As modern data networks get faster and faster, we’re staring to see the bounds of Internet traffic demands grow at an alarming rate. This phenomenon has put a lot of pressure on network engineers to monitor their network traffic levels and scale capacity accordingly. We tend to rely on our capacity monitoring tools to let us know exactly how utilized our network is and when we should expect to grow – this is all well and good unless our tools don’t paint an entirely accurate picture.

Most SNMP monitoring tools poll the input and output octet counters of a device at a pre-defined time interval and then calculate an average over that period of time. For example; a device that switches 120MB in 60 seconds equals an average data rate of 16Mbps. This average doesn’t take into account the fact that the interface might have done 100MB in the first 10 seconds (80 Mbps) and the other 20 in the latter 40 seconds (4Mbps).
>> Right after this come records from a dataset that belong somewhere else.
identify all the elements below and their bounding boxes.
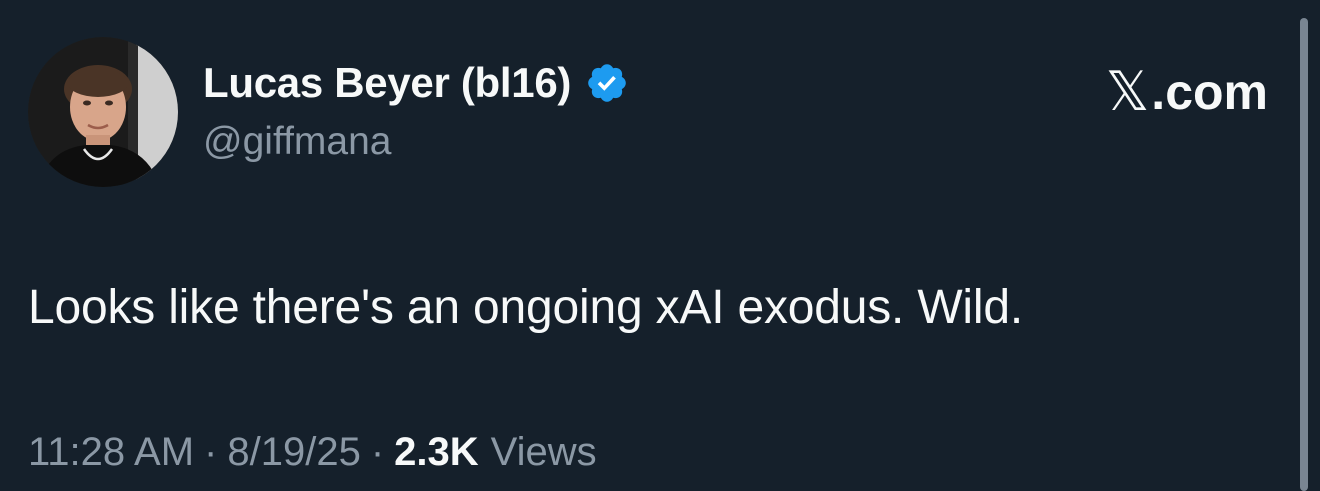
views-label: Views: [490, 430, 597, 474]
tweet-time[interactable]: 11:28 AM: [28, 430, 194, 475]
display-name[interactable]: Lucas Beyer (bl16): [203, 59, 571, 107]
name-row: Lucas Beyer (bl16): [203, 56, 629, 110]
x-com-logo[interactable]: 𝕏 .com: [1106, 60, 1268, 123]
meta-separator: ·: [204, 430, 218, 474]
tweet-meta: 11:28 AM · 8/19/25 · 2.3K Views: [28, 430, 597, 475]
handle[interactable]: @giffmana: [203, 120, 629, 164]
verified-badge-icon[interactable]: [585, 61, 629, 105]
x-logo-icon: 𝕏: [1105, 60, 1150, 123]
scrollbar[interactable]: [1300, 18, 1308, 491]
brand-suffix: .com: [1151, 63, 1268, 120]
avatar[interactable]: [28, 37, 178, 187]
author-info: Lucas Beyer (bl16) @giffmana: [203, 56, 629, 164]
meta-separator: ·: [370, 430, 385, 474]
tweet-date[interactable]: 8/19/25: [227, 430, 360, 475]
tweet-card: Lucas Beyer (bl16) @giffmana 𝕏 .com Look…: [0, 0, 1320, 491]
profile-photo-icon: [28, 37, 178, 187]
views-count: 2.3K: [394, 430, 479, 474]
tweet-text: Looks like there's an ongoing xAI exodus…: [28, 281, 1023, 334]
You can see from this example that an average of 16Mbps isn’t even close to accurate for interface utilisation.

A Microburst is simply a very short time period where enough traffic is moving through an interface to hit it’s upper limit and causing packets to be dropped. The time period is often too short to be detected by the usual array of network monitoring tools.

Recently my monitoring tools highlighted an uplink trunk interface that had an abnormal number of interface discards, only after a lot of reading and troubleshooting was I interested to find out if micro-bursting might be the culprit.
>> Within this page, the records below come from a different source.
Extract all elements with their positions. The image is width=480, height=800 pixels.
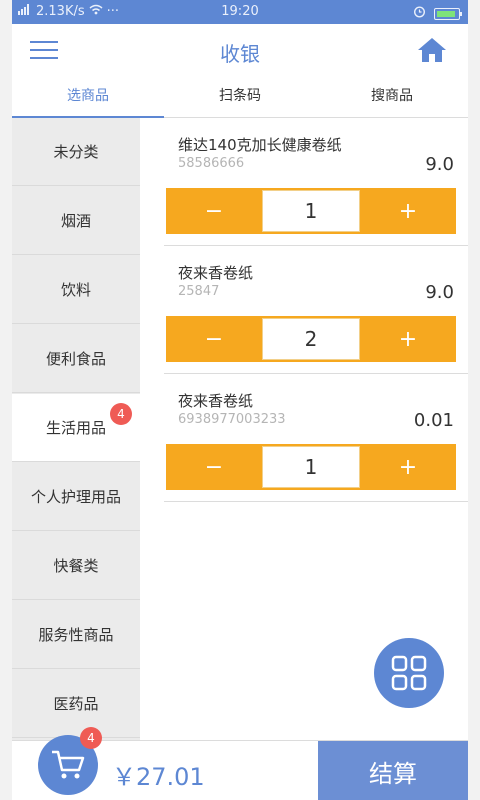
app-header: 收银 [12,24,468,76]
category-item-active[interactable]: 生活用品 4 [12,394,140,462]
category-count-badge: 4 [110,403,132,425]
grid-menu-button[interactable] [374,638,444,708]
decrease-button[interactable]: − [166,188,262,234]
product-barcode: 6938977003233 [178,412,286,427]
product-price: 0.01 [413,410,454,431]
tab-bar: 选商品 扫条码 搜商品 [12,76,468,118]
alarm-icon [413,5,426,22]
category-item[interactable]: 快餐类 [12,532,140,600]
product-name: 夜来香卷纸 [178,392,254,410]
status-time: 19:20 [221,4,259,19]
category-item[interactable]: 烟酒 [12,187,140,255]
category-label: 烟酒 [60,212,91,230]
quantity-value[interactable]: 1 [262,190,360,232]
category-label: 快餐类 [53,557,99,575]
status-bar: 2.13K/s ··· 19:20 [12,0,468,24]
quantity-stepper: − 1 + [166,444,456,490]
category-label: 服务性商品 [38,626,114,644]
category-item[interactable]: 医药品 [12,670,140,738]
quantity-value[interactable]: 2 [262,318,360,360]
product-item: 维达140克加长健康卷纸 58586666 9.0 − 1 + [164,118,468,246]
product-name: 夜来香卷纸 [178,264,254,282]
increase-button[interactable]: + [360,188,456,234]
category-item[interactable]: 便利食品 [12,325,140,393]
product-price: 9.0 [425,154,454,175]
category-label: 生活用品 [45,419,106,437]
quantity-value[interactable]: 1 [262,446,360,488]
tab-search-goods[interactable]: 搜商品 [316,76,468,117]
product-price: 9.0 [425,282,454,303]
product-name: 维达140克加长健康卷纸 [178,136,342,154]
home-icon[interactable] [416,36,448,64]
app-frame: 2.13K/s ··· 19:20 收银 选商品 扫条码 搜商品 未分类 烟酒 … [12,0,468,800]
product-barcode: 58586666 [178,156,245,171]
decrease-button[interactable]: − [166,444,262,490]
category-label: 饮料 [60,281,91,299]
increase-button[interactable]: + [360,444,456,490]
category-item[interactable]: 饮料 [12,256,140,324]
decrease-button[interactable]: − [166,316,262,362]
total-amount: ￥27.01 [112,763,205,791]
tab-scan-barcode[interactable]: 扫条码 [164,76,316,117]
status-right [413,5,462,22]
product-barcode: 25847 [178,284,220,299]
quantity-stepper: − 1 + [166,188,456,234]
checkout-button[interactable]: 结算 [318,741,468,800]
quantity-stepper: − 2 + [166,316,456,362]
category-label: 个人护理用品 [30,488,121,506]
category-label: 未分类 [53,143,99,161]
increase-button[interactable]: + [360,316,456,362]
category-label: 医药品 [53,695,99,713]
product-item: 夜来香卷纸 25847 9.0 − 2 + [164,246,468,374]
cart-count-badge: 4 [80,727,102,749]
checkout-bar: 4 ￥27.01 结算 [12,727,468,800]
category-item[interactable]: 个人护理用品 [12,463,140,531]
category-label: 便利食品 [45,350,106,368]
tab-select-goods[interactable]: 选商品 [12,76,164,118]
category-sidebar: 未分类 烟酒 饮料 便利食品 生活用品 4 个人护理用品 快餐类 服务性商品 医… [12,118,140,740]
cart-icon [52,750,85,779]
product-item: 夜来香卷纸 6938977003233 0.01 − 1 + [164,374,468,502]
battery-icon [434,7,462,20]
page-title: 收银 [220,42,260,66]
category-item[interactable]: 服务性商品 [12,601,140,669]
category-item[interactable]: 未分类 [12,118,140,186]
cart-button[interactable]: 4 [38,727,102,795]
grid-icon [391,655,427,691]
Screen Shot 2015-02-02 at 8.13.01 am
A graph showing 30 second averages of the gigabit interface showing discards during peak times.

To to find if micro-bursting was to blame and additionally what was the cause, I broke out a high powered packet capturing server loaded with Ubuntu, tcpdump and Wireshark. The uplink trunk in question was running (according to my monitoring tools) at an average of  200-300mbps in each direction during normal business hours and thus I needed the CPU and disk IO to keep up with minimum of ~60MB/sec of disk IO and a potential maximum of 250MB/sec (1Gbit each way) for many minutes to try and capture a microburst in action.
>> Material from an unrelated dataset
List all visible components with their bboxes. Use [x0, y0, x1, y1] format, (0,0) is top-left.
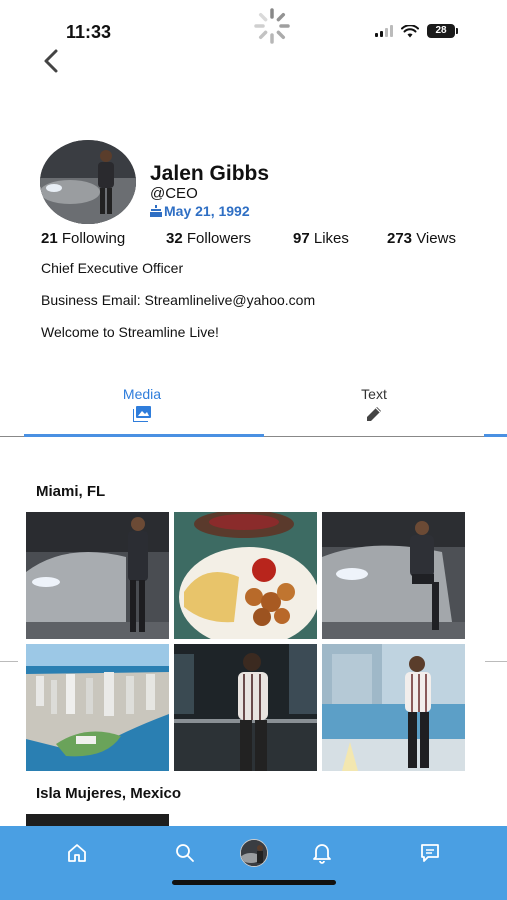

Multiple 4GB+ packet captures later from a SPAN (mirror) port with tcpdump, I was able to load the results into Wireshark for analysis. As each packet is captured from the SPAN port, it is time-stamped very accurately to allow us to find periods of high utilization. After waiting a while (at least two coffees) for the capture file to load within Wireshark, select “Graph IO” from the Analysis menu to generate a graph of packets, bytes or bits per second based on the timestamps accompanying the packets.

Screen Shot 2015-02-02 at 8.12.35 am
Adjust the Tick Interval and let Wireshark recalculate the graph down to that time interval.

Wireshark allows you to change the time period of each graph interval down in to 1/10th, 1/100th or even 1/1000th of a second to see if you are experiencing microbursts. In my case, I was able to find smaller periods of time where traffic was saturating the 1Gbps uplink.

A graph generated by Wireshark showing micro-bursting activity.
The above graph shows the interface hitting 1Gbps and flat lining for about 2/10th of a second, a micro-burst in action.

Using the x-axis of the graph as a time indicator, I was able to look through the contents of the capture and determine that my caching farm was actually pushing out 1Gbps to some client requests and thus causing the interface drops.

Lesson learnt: use your monitoring tools to gauge network load and predict capacity but don’t take them as gospel when long averages are involved.